Der Exekutivrat der Weltkulturorganisation der UNESCO hat am 10. April 2025 insgesamt 74 Dokumente neu in das internationale UNESCO-Register „Memory of the World“ aufgenommen, darunter Zeichnungen und Schriften von Kindern und Jugendlichen aus Kriegszeiten, die zwischen 1914 und 1950 in Europa entstanden sind.

Bestandteil dieser Dokumente ist das Saarbrücker „Danke-Buch“. Dabei handelt es sich um ein kleines Album mit Zeichnungen und Reimen, das Schülerinnen der Saarbrücker Cecilienschule im Jahr 1946 als Dank für die irische und schweizerische Kinderspeisung gestaltet haben.

Seine Aufnahme in das UNESCO-Weltdokumentenerbe verdankt das Saarbrücker Album dem großen Engagement von Frau Jutta Ströter-Bender, Professorin an der Universität Paderborn. Sie erkannte den weit über das Regionalhistorische hinausgehenden Wert dieses Zeitdokumentes und machte es zum Gegenstand der wissenschaftlichen Forschung. Mit Unterstützung von Frau Claudia Brincks-Murman von der UNESCO-Welterbevermittlung gelang es, das Saarbrücker Danke-Buch in ein Konvolut von 16 weiteren europäischen Kinder-Zeitdokumenten mit aufzunehmen. Initiative und Antragstellung gingen von Frankreich aus. Dieser konnte sich Deutschland anschließen.

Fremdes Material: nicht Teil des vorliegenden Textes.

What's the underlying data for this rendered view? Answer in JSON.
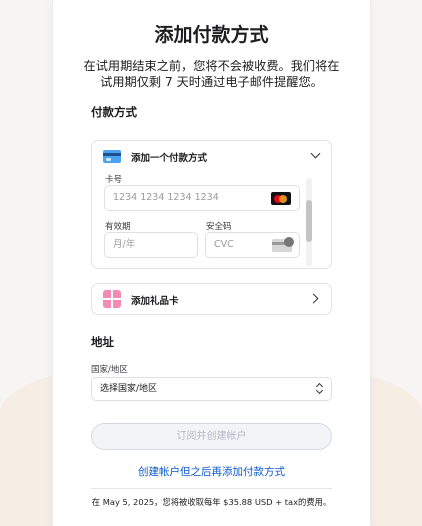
{
  "title": "添加付款方式",
  "subtitle": "在试用期结束之前，您将不会被收费。我们将在试用期仅剩 7 天时通过电子邮件提醒您。",
  "payment_section": {
    "label": "付款方式",
    "add_method_label": "添加一个付款方式",
    "card_number_label": "卡号",
    "card_number_placeholder": "1234 1234 1234 1234",
    "expiry_label": "有效期",
    "expiry_placeholder": "月/年",
    "cvc_label": "安全码",
    "cvc_placeholder": "CVC",
    "gift_card_label": "添加礼品卡"
  },
  "address_section": {
    "label": "地址",
    "country_label": "国家/地区",
    "country_selected": "选择国家/地区"
  },
  "submit_label": "订阅并创建帐户",
  "later_link": "创建帐户但之后再添加付款方式",
  "fine_print": "在 May 5, 2025，您将被收取每年 $35.88 USD + tax的费用。",
  "icons": {
    "card": "credit-card-icon",
    "mastercard": "mastercard-icon",
    "cvc": "cvc-card-icon",
    "gift": "gift-card-icon"
  },
  "colors": {
    "link": "#0a58ca",
    "page_bg": "#f7f5f3",
    "wave": "#f6ede4",
    "disabled_button_bg": "#f3f4f8"
  }
}
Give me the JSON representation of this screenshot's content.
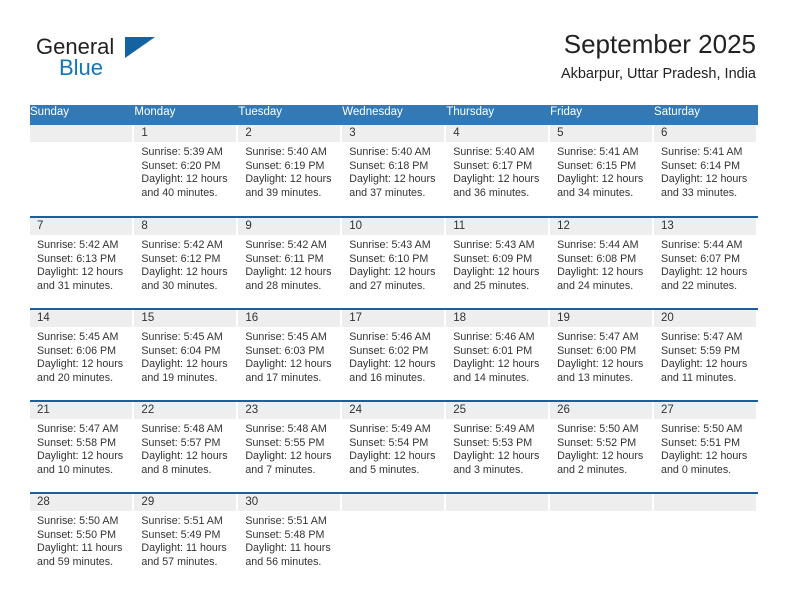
{
  "brand": {
    "name_part1": "General",
    "name_part2": "Blue",
    "logo_icon": "triangle-logo-icon"
  },
  "header": {
    "title": "September 2025",
    "subtitle": "Akbarpur, Uttar Pradesh, India"
  },
  "colors": {
    "header_blue": "#3379b5",
    "row_border_blue": "#1a5f9e",
    "daynum_band": "#eeeeee",
    "brand_blue": "#1276bd",
    "text": "#333333"
  },
  "calendar": {
    "day_headers": [
      "Sunday",
      "Monday",
      "Tuesday",
      "Wednesday",
      "Thursday",
      "Friday",
      "Saturday"
    ],
    "labels": {
      "sunrise": "Sunrise:",
      "sunset": "Sunset:",
      "daylight": "Daylight:"
    },
    "weeks": [
      [
        {
          "day": "",
          "line1": "",
          "line2": "",
          "line3": "",
          "line4": ""
        },
        {
          "day": "1",
          "line1": "Sunrise: 5:39 AM",
          "line2": "Sunset: 6:20 PM",
          "line3": "Daylight: 12 hours",
          "line4": "and 40 minutes."
        },
        {
          "day": "2",
          "line1": "Sunrise: 5:40 AM",
          "line2": "Sunset: 6:19 PM",
          "line3": "Daylight: 12 hours",
          "line4": "and 39 minutes."
        },
        {
          "day": "3",
          "line1": "Sunrise: 5:40 AM",
          "line2": "Sunset: 6:18 PM",
          "line3": "Daylight: 12 hours",
          "line4": "and 37 minutes."
        },
        {
          "day": "4",
          "line1": "Sunrise: 5:40 AM",
          "line2": "Sunset: 6:17 PM",
          "line3": "Daylight: 12 hours",
          "line4": "and 36 minutes."
        },
        {
          "day": "5",
          "line1": "Sunrise: 5:41 AM",
          "line2": "Sunset: 6:15 PM",
          "line3": "Daylight: 12 hours",
          "line4": "and 34 minutes."
        },
        {
          "day": "6",
          "line1": "Sunrise: 5:41 AM",
          "line2": "Sunset: 6:14 PM",
          "line3": "Daylight: 12 hours",
          "line4": "and 33 minutes."
        }
      ],
      [
        {
          "day": "7",
          "line1": "Sunrise: 5:42 AM",
          "line2": "Sunset: 6:13 PM",
          "line3": "Daylight: 12 hours",
          "line4": "and 31 minutes."
        },
        {
          "day": "8",
          "line1": "Sunrise: 5:42 AM",
          "line2": "Sunset: 6:12 PM",
          "line3": "Daylight: 12 hours",
          "line4": "and 30 minutes."
        },
        {
          "day": "9",
          "line1": "Sunrise: 5:42 AM",
          "line2": "Sunset: 6:11 PM",
          "line3": "Daylight: 12 hours",
          "line4": "and 28 minutes."
        },
        {
          "day": "10",
          "line1": "Sunrise: 5:43 AM",
          "line2": "Sunset: 6:10 PM",
          "line3": "Daylight: 12 hours",
          "line4": "and 27 minutes."
        },
        {
          "day": "11",
          "line1": "Sunrise: 5:43 AM",
          "line2": "Sunset: 6:09 PM",
          "line3": "Daylight: 12 hours",
          "line4": "and 25 minutes."
        },
        {
          "day": "12",
          "line1": "Sunrise: 5:44 AM",
          "line2": "Sunset: 6:08 PM",
          "line3": "Daylight: 12 hours",
          "line4": "and 24 minutes."
        },
        {
          "day": "13",
          "line1": "Sunrise: 5:44 AM",
          "line2": "Sunset: 6:07 PM",
          "line3": "Daylight: 12 hours",
          "line4": "and 22 minutes."
        }
      ],
      [
        {
          "day": "14",
          "line1": "Sunrise: 5:45 AM",
          "line2": "Sunset: 6:06 PM",
          "line3": "Daylight: 12 hours",
          "line4": "and 20 minutes."
        },
        {
          "day": "15",
          "line1": "Sunrise: 5:45 AM",
          "line2": "Sunset: 6:04 PM",
          "line3": "Daylight: 12 hours",
          "line4": "and 19 minutes."
        },
        {
          "day": "16",
          "line1": "Sunrise: 5:45 AM",
          "line2": "Sunset: 6:03 PM",
          "line3": "Daylight: 12 hours",
          "line4": "and 17 minutes."
        },
        {
          "day": "17",
          "line1": "Sunrise: 5:46 AM",
          "line2": "Sunset: 6:02 PM",
          "line3": "Daylight: 12 hours",
          "line4": "and 16 minutes."
        },
        {
          "day": "18",
          "line1": "Sunrise: 5:46 AM",
          "line2": "Sunset: 6:01 PM",
          "line3": "Daylight: 12 hours",
          "line4": "and 14 minutes."
        },
        {
          "day": "19",
          "line1": "Sunrise: 5:47 AM",
          "line2": "Sunset: 6:00 PM",
          "line3": "Daylight: 12 hours",
          "line4": "and 13 minutes."
        },
        {
          "day": "20",
          "line1": "Sunrise: 5:47 AM",
          "line2": "Sunset: 5:59 PM",
          "line3": "Daylight: 12 hours",
          "line4": "and 11 minutes."
        }
      ],
      [
        {
          "day": "21",
          "line1": "Sunrise: 5:47 AM",
          "line2": "Sunset: 5:58 PM",
          "line3": "Daylight: 12 hours",
          "line4": "and 10 minutes."
        },
        {
          "day": "22",
          "line1": "Sunrise: 5:48 AM",
          "line2": "Sunset: 5:57 PM",
          "line3": "Daylight: 12 hours",
          "line4": "and 8 minutes."
        },
        {
          "day": "23",
          "line1": "Sunrise: 5:48 AM",
          "line2": "Sunset: 5:55 PM",
          "line3": "Daylight: 12 hours",
          "line4": "and 7 minutes."
        },
        {
          "day": "24",
          "line1": "Sunrise: 5:49 AM",
          "line2": "Sunset: 5:54 PM",
          "line3": "Daylight: 12 hours",
          "line4": "and 5 minutes."
        },
        {
          "day": "25",
          "line1": "Sunrise: 5:49 AM",
          "line2": "Sunset: 5:53 PM",
          "line3": "Daylight: 12 hours",
          "line4": "and 3 minutes."
        },
        {
          "day": "26",
          "line1": "Sunrise: 5:50 AM",
          "line2": "Sunset: 5:52 PM",
          "line3": "Daylight: 12 hours",
          "line4": "and 2 minutes."
        },
        {
          "day": "27",
          "line1": "Sunrise: 5:50 AM",
          "line2": "Sunset: 5:51 PM",
          "line3": "Daylight: 12 hours",
          "line4": "and 0 minutes."
        }
      ],
      [
        {
          "day": "28",
          "line1": "Sunrise: 5:50 AM",
          "line2": "Sunset: 5:50 PM",
          "line3": "Daylight: 11 hours",
          "line4": "and 59 minutes."
        },
        {
          "day": "29",
          "line1": "Sunrise: 5:51 AM",
          "line2": "Sunset: 5:49 PM",
          "line3": "Daylight: 11 hours",
          "line4": "and 57 minutes."
        },
        {
          "day": "30",
          "line1": "Sunrise: 5:51 AM",
          "line2": "Sunset: 5:48 PM",
          "line3": "Daylight: 11 hours",
          "line4": "and 56 minutes."
        },
        {
          "day": "",
          "line1": "",
          "line2": "",
          "line3": "",
          "line4": ""
        },
        {
          "day": "",
          "line1": "",
          "line2": "",
          "line3": "",
          "line4": ""
        },
        {
          "day": "",
          "line1": "",
          "line2": "",
          "line3": "",
          "line4": ""
        },
        {
          "day": "",
          "line1": "",
          "line2": "",
          "line3": "",
          "line4": ""
        }
      ]
    ]
  }
}
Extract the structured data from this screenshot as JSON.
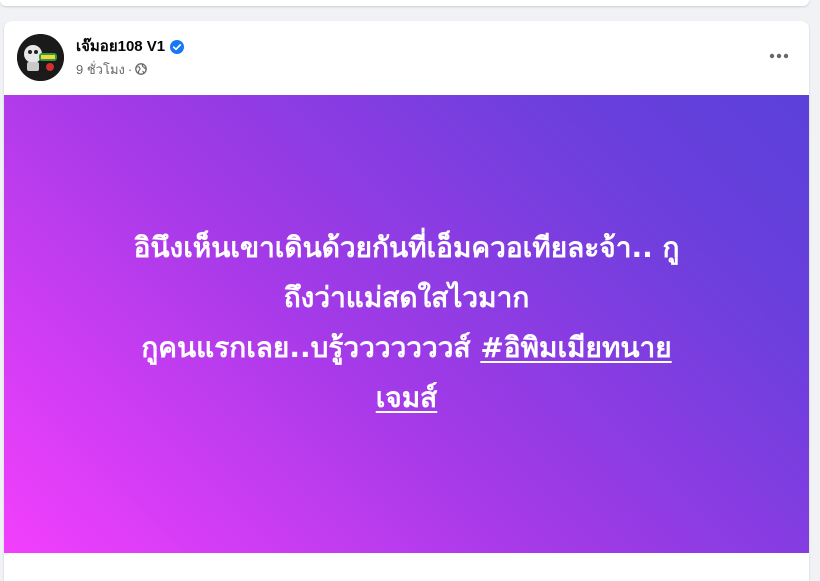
{
  "post": {
    "author": "เจ๊มอย108 V1",
    "time": "9 ชั่วโมง",
    "separator": "·",
    "status_lines": [
      "อินึงเห็นเขาเดินด้วยกันที่เอ็มควอเทียละจ้า.. กู",
      "ถึงว่าแม่สดใสไวมาก",
      "กูคนแรกเลย..บรู้วววววววส์ "
    ],
    "hashtag": "#อิพิมเมียทนายเจมส์",
    "hashtag_part1": "#อิพิมเมียทนาย",
    "hashtag_part2": "เจมส์",
    "icons": {
      "verified": "verified-badge-icon",
      "audience": "globe-icon",
      "more": "more-options-icon"
    },
    "colors": {
      "gradient_start": "#f33ffd",
      "gradient_end": "#5b40da",
      "verified": "#1877f2",
      "meta_text": "#65676b"
    }
  }
}
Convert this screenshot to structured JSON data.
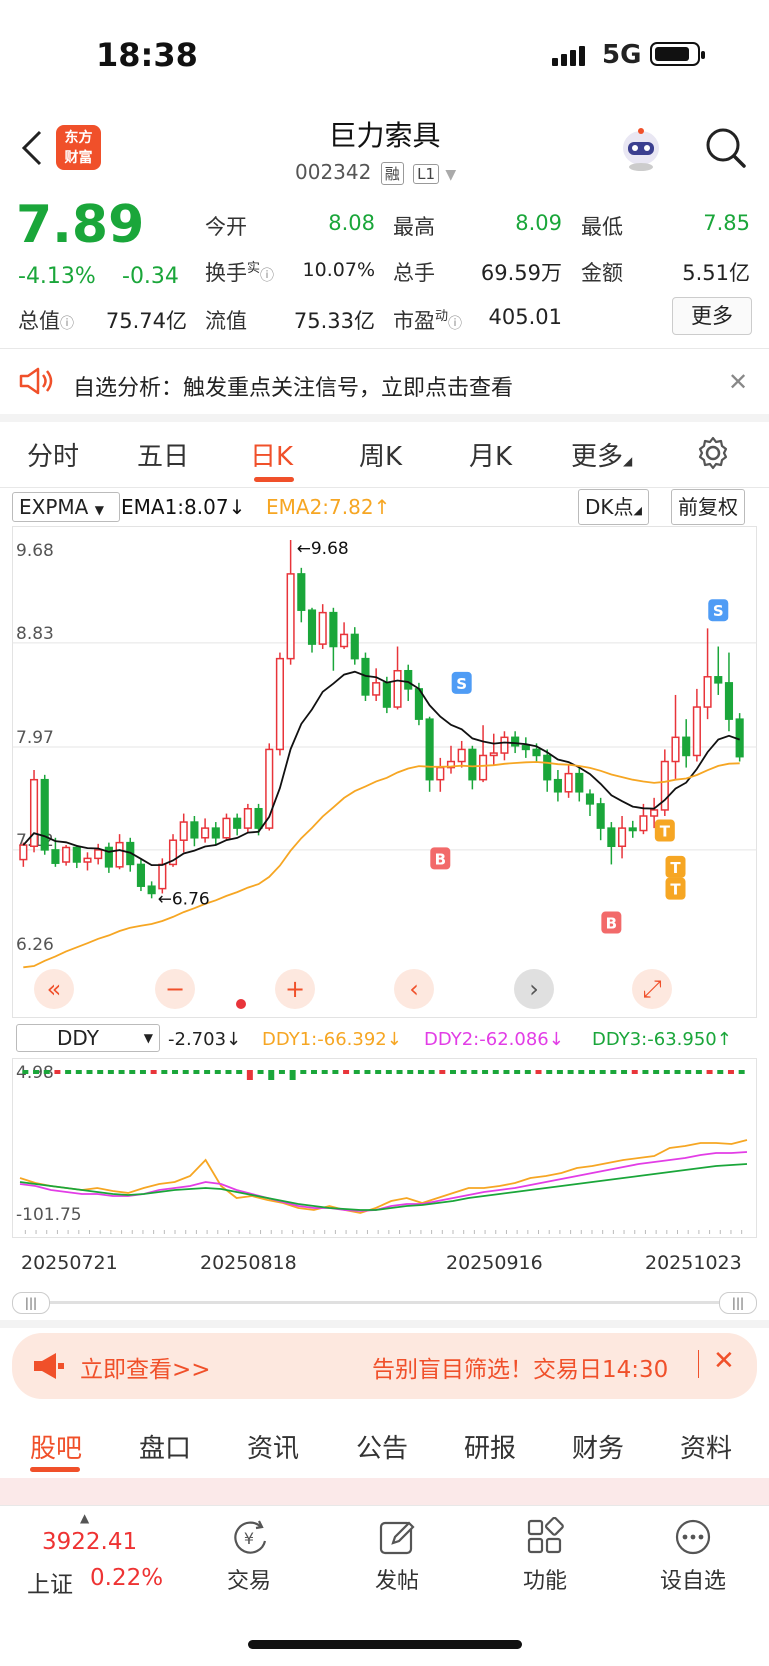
{
  "status": {
    "time": "18:38",
    "network": "5G"
  },
  "header": {
    "title": "巨力索具",
    "code": "002342",
    "tag1": "融",
    "tag2": "L1",
    "logo_line1": "东方",
    "logo_line2": "财富"
  },
  "quote": {
    "price": "7.89",
    "change_pct": "-4.13%",
    "change": "-0.34",
    "open_label": "今开",
    "open": "8.08",
    "high_label": "最高",
    "high": "8.09",
    "low_label": "最低",
    "low": "7.85",
    "turnover_label": "换手",
    "turnover_sup": "实",
    "turnover": "10.07%",
    "volume_label": "总手",
    "volume": "69.59万",
    "amount_label": "金额",
    "amount": "5.51亿",
    "mktcap_label": "总值",
    "mktcap": "75.74亿",
    "float_label": "流值",
    "float": "75.33亿",
    "pe_label": "市盈",
    "pe_sup": "动",
    "pe": "405.01",
    "more_button": "更多"
  },
  "alert": {
    "text": "自选分析：触发重点关注信号，立即点击查看"
  },
  "tabs": [
    {
      "label": "分时"
    },
    {
      "label": "五日"
    },
    {
      "label": "日K"
    },
    {
      "label": "周K"
    },
    {
      "label": "月K"
    },
    {
      "label": "更多"
    }
  ],
  "chart_toolbar": {
    "indicator": "EXPMA",
    "ema1": "EMA1:8.07",
    "ema2": "EMA2:7.82",
    "dk_button": "DK点",
    "adjust_button": "前复权"
  },
  "sub_toolbar": {
    "indicator": "DDY",
    "value": "-2.703",
    "ddy1": "DDY1:-66.392",
    "ddy2": "DDY2:-62.086",
    "ddy3": "DDY3:-63.950"
  },
  "chart_data": {
    "type": "candlestick",
    "y_ticks": [
      "9.68",
      "8.83",
      "7.97",
      "7.12",
      "6.26"
    ],
    "ylim": [
      6.26,
      9.68
    ],
    "max_label": "9.68",
    "min_label": "6.76",
    "sub_y_ticks": [
      "4.98",
      "-101.75"
    ],
    "x_labels": [
      "20250721",
      "20250818",
      "20250916",
      "20251023"
    ],
    "signals": [
      "B",
      "S",
      "B",
      "T",
      "T",
      "T",
      "S"
    ],
    "colors": {
      "up": "#e8343a",
      "down": "#1aa63a",
      "ema1": "#111111",
      "ema2": "#f6a623",
      "ddy2": "#e23de6",
      "ddy3": "#1aa63a"
    },
    "candles": [
      [
        7.04,
        7.16,
        6.98,
        7.18
      ],
      [
        7.15,
        7.7,
        7.1,
        7.78
      ],
      [
        7.7,
        7.12,
        7.08,
        7.74
      ],
      [
        7.12,
        7.01,
        6.98,
        7.22
      ],
      [
        7.02,
        7.14,
        6.99,
        7.16
      ],
      [
        7.14,
        7.02,
        6.97,
        7.16
      ],
      [
        7.02,
        7.05,
        6.95,
        7.1
      ],
      [
        7.05,
        7.12,
        7.0,
        7.17
      ],
      [
        7.14,
        6.98,
        6.93,
        7.18
      ],
      [
        6.98,
        7.18,
        6.96,
        7.25
      ],
      [
        7.18,
        7.0,
        6.94,
        7.22
      ],
      [
        7.0,
        6.82,
        6.78,
        7.04
      ],
      [
        6.82,
        6.76,
        6.72,
        6.86
      ],
      [
        6.8,
        7.0,
        6.76,
        7.05
      ],
      [
        7.0,
        7.2,
        6.98,
        7.25
      ],
      [
        7.2,
        7.35,
        7.1,
        7.42
      ],
      [
        7.35,
        7.22,
        7.15,
        7.4
      ],
      [
        7.22,
        7.3,
        7.18,
        7.38
      ],
      [
        7.3,
        7.22,
        7.16,
        7.35
      ],
      [
        7.22,
        7.38,
        7.2,
        7.42
      ],
      [
        7.38,
        7.3,
        7.24,
        7.42
      ],
      [
        7.3,
        7.46,
        7.26,
        7.5
      ],
      [
        7.46,
        7.3,
        7.24,
        7.5
      ],
      [
        7.3,
        7.95,
        7.28,
        8.0
      ],
      [
        7.95,
        8.7,
        7.9,
        8.75
      ],
      [
        8.7,
        9.4,
        8.65,
        9.68
      ],
      [
        9.4,
        9.1,
        9.0,
        9.45
      ],
      [
        9.1,
        8.82,
        8.75,
        9.12
      ],
      [
        8.82,
        9.08,
        8.78,
        9.15
      ],
      [
        9.08,
        8.8,
        8.6,
        9.12
      ],
      [
        8.8,
        8.9,
        8.78,
        9.0
      ],
      [
        8.9,
        8.7,
        8.65,
        8.96
      ],
      [
        8.7,
        8.4,
        8.35,
        8.75
      ],
      [
        8.4,
        8.5,
        8.35,
        8.62
      ],
      [
        8.5,
        8.3,
        8.25,
        8.55
      ],
      [
        8.3,
        8.6,
        8.28,
        8.8
      ],
      [
        8.6,
        8.45,
        8.35,
        8.65
      ],
      [
        8.45,
        8.2,
        8.15,
        8.5
      ],
      [
        8.2,
        7.7,
        7.6,
        8.22
      ],
      [
        7.7,
        7.8,
        7.6,
        7.88
      ],
      [
        7.8,
        7.85,
        7.75,
        7.98
      ],
      [
        7.85,
        7.95,
        7.8,
        8.02
      ],
      [
        7.95,
        7.7,
        7.62,
        7.98
      ],
      [
        7.7,
        7.9,
        7.68,
        8.15
      ],
      [
        7.9,
        7.92,
        7.82,
        8.08
      ],
      [
        7.92,
        8.05,
        7.86,
        8.1
      ],
      [
        8.05,
        7.98,
        7.92,
        8.1
      ],
      [
        7.98,
        7.95,
        7.88,
        8.05
      ],
      [
        7.95,
        7.9,
        7.85,
        8.0
      ],
      [
        7.9,
        7.7,
        7.6,
        7.95
      ],
      [
        7.7,
        7.6,
        7.52,
        7.78
      ],
      [
        7.6,
        7.75,
        7.55,
        7.82
      ],
      [
        7.75,
        7.6,
        7.52,
        7.8
      ],
      [
        7.58,
        7.5,
        7.4,
        7.62
      ],
      [
        7.5,
        7.3,
        7.2,
        7.55
      ],
      [
        7.3,
        7.15,
        7.0,
        7.35
      ],
      [
        7.15,
        7.3,
        7.05,
        7.4
      ],
      [
        7.3,
        7.28,
        7.22,
        7.36
      ],
      [
        7.28,
        7.4,
        7.25,
        7.5
      ],
      [
        7.4,
        7.45,
        7.3,
        7.55
      ],
      [
        7.45,
        7.85,
        7.4,
        7.95
      ],
      [
        7.85,
        8.05,
        7.7,
        8.4
      ],
      [
        8.05,
        7.9,
        7.8,
        8.2
      ],
      [
        7.9,
        8.3,
        7.85,
        8.45
      ],
      [
        8.3,
        8.55,
        8.2,
        8.95
      ],
      [
        8.55,
        8.5,
        8.4,
        8.8
      ],
      [
        8.5,
        8.2,
        8.1,
        8.75
      ],
      [
        8.2,
        7.89,
        7.85,
        8.25
      ]
    ]
  },
  "promo": {
    "text1": "立即查看>>",
    "text2": "告别盲目筛选！交易日14:30"
  },
  "bottom_tabs": [
    {
      "label": "股吧"
    },
    {
      "label": "盘口"
    },
    {
      "label": "资讯"
    },
    {
      "label": "公告"
    },
    {
      "label": "研报"
    },
    {
      "label": "财务"
    },
    {
      "label": "资料"
    }
  ],
  "bottom_nav": {
    "index_value": "3922.41",
    "index_name": "上证",
    "index_change": "0.22%",
    "items": [
      {
        "label": "交易"
      },
      {
        "label": "发帖"
      },
      {
        "label": "功能"
      },
      {
        "label": "设自选"
      }
    ]
  }
}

Dafür gilt der große Dank der Koordinatorin Frau Agnès Magnien, französischen Präsidentin des UNESCO-Welterbes.

Das Saarbrücker „Danke-Buch“ stellt nicht allein in Bezug auf die humanitäre Hilfe der Iren und Schweizer nach dem Zweiten Weltkrieg eine authentische Primärquelle zur Saarbrücker Nachkriegsgeschichte dar. Es ist zudem ein wertvolles Zeugnis kollektiver Erfahrung von Krieg, Zerstörung und Überleben, ein aussagefähiges Dokument für eine ganze Generation von Kindern der Nachkriegsjahre, nicht nur in Saarbrücken.

Die Lebensmittelhilfen aus der Schweiz und aus Irland

Die Schweizer und die Iren leisteten nach den dem Ersten wie nach dem Zweiten Weltkrieg umfangreiche humanitäre Hilfe in verschiedenen Staaten Europas. Zahlreiche, zunächst meist private Initiativen sicherten mit ihren Aktionen vielen Menschen, vor allem Kindern, das Überleben. So kam die „Schweizer Hilfe“ in Deutschland allein Säuglingen, Kindern, Schwangeren und jungen Müttern zugute, vornehmlich Personen, die politisch unverdächtig schienen.

Ihre Hilfsaktion wurde nach dem Zweiten Weltkrieg vor allem von den französischen Alliierten angenommen. Gezielte und langfristige Hilfsaktionen gab es in Freiburg/Br., Koblenz, Mainz, Trier und Saarbrücken. Für Saarbrücken lag die Organisation in den Händen der „Schweizerischen Vereinigung für Internationalen Zivildienst“.

Saarbrücken gehörte zu einer der ersten von insgesamt 250 im Krieg zerstörten europäischen Städte, die aus der Schweiz und aus Irland Hilfe erhielten. Laut eigenen Aussagen sollte die Hilfsaktion in Saarbrücken die bedeutendste der Schweizer Organisation in der Nachkriegszeit sein.

Wie die „Schweizer Hilfe“ setzte auch die Unterstützung Irlands im Herbst 1945 ein. Die Iren halfen überwiegend in katholischen Regionen. Beide Länder beendeten ihre Hilfsaktionen 1948, nachdem sich die Ernährungssituation verbessert hatte.

Das „Danke-Buch“

Am 9. Juni 2023 wurde dem Stadtarchiv Saarbrücken ein ganz besonderes Kleinod übergeben: Das Original eines sogenannten „Danke-Buches“.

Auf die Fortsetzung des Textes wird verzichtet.